NVIDIA has crossed the $5 trillion market cap threshold, becoming the first company to reach that valuation.
The Santa Clara, California, chipmaker’s shares hit $207 on Wednesday, surpassing the $205.76 needed to achieve the historic milestone, The Wall Street Journal reported. The company’s market value is now double Canada’s entire roughly $2.45 trillion economy. (RELATED: NVIDIA’s New Robot Uses Fake Data To Learn Faster Than Humans Can Teach)
The surge follows a string of major partnerships with OpenAI, Oracle, Nokia, and pharmaceutical giant Eli Lilly. CEO Jensen Huang’s recent speech in Washington, D.C. added momentum to the stock’s climb this week.

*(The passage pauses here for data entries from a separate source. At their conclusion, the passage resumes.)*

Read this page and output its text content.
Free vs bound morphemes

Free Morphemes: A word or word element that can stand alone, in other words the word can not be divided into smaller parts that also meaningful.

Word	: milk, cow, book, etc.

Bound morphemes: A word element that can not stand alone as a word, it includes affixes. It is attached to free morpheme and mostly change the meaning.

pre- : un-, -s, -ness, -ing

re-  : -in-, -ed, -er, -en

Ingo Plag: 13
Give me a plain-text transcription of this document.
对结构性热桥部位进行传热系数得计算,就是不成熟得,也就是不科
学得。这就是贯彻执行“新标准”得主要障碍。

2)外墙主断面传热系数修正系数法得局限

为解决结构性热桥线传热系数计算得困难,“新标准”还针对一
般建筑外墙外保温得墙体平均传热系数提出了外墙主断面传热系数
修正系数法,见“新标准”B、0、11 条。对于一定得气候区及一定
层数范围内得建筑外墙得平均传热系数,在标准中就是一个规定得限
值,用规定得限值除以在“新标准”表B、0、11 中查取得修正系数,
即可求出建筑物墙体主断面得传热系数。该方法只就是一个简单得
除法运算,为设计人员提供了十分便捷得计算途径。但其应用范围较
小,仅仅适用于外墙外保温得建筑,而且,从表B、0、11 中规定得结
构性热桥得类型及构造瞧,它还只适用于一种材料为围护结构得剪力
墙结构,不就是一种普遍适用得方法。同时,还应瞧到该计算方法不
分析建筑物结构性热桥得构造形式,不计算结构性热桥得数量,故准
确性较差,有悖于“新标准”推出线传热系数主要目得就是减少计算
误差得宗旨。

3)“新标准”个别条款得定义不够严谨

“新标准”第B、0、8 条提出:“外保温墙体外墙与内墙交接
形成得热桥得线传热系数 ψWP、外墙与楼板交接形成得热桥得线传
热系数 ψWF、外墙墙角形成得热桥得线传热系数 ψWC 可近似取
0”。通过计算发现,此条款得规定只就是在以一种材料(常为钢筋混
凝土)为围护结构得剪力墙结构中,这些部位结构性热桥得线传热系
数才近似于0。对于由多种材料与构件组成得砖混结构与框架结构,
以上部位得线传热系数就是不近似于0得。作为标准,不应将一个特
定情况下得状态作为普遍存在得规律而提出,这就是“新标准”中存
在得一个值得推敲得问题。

NVIDIA designs graphics processing units that power artificial intelligence systems, positioning the company at the center of the AI boom that continues to drive markets to new records. The chipmaker now exceeds the combined value of AMD, Arm Holdings, ASML, Broadcom, Intel, Lam Research, Micron, Qualcomm and Taiwan Semiconductor Manufacturing Co., according to Dow Jones Market Data.
NVIDIA CEO Jensen Huang is delivering a live keynote in Washington, D.C. for the first time at #NVIDIAGTC
🌎 Join us as he shares what’s next in agentic AI, robotics, and accelerated computing.
Watch Now: https://t.co/OdJRctQv6L pic.twitter.com/IwJgufUgIN
— NVIDIA GTC (@NVIDIAGTC) October 28, 2025
The company’s value also surpasses entire S&P 500 sectors, including utilities, industrials and consumer staples.
NVIDIA agreed in September to invest up to $100 billion in ChatGPT creator OpenAI. The deal allows the startup to build and deploy at least 10 gigawatts of NVIDIA systems for its AI data centers.
Some investors and analysts warn of a potential AI bubble similar to the dot-com era. Technology companies are spending hundreds of billions on data centers and chips while taking on substantial debt, though current revenue remains relatively small.
NVIDIA first reached $2 trillion in March 2024 and hit $3 trillion just 66 trading sessions later. Apple and Microsoft touched the $4 trillion mark for the first time Tuesday, trailing NVIDIA’s rapid ascent.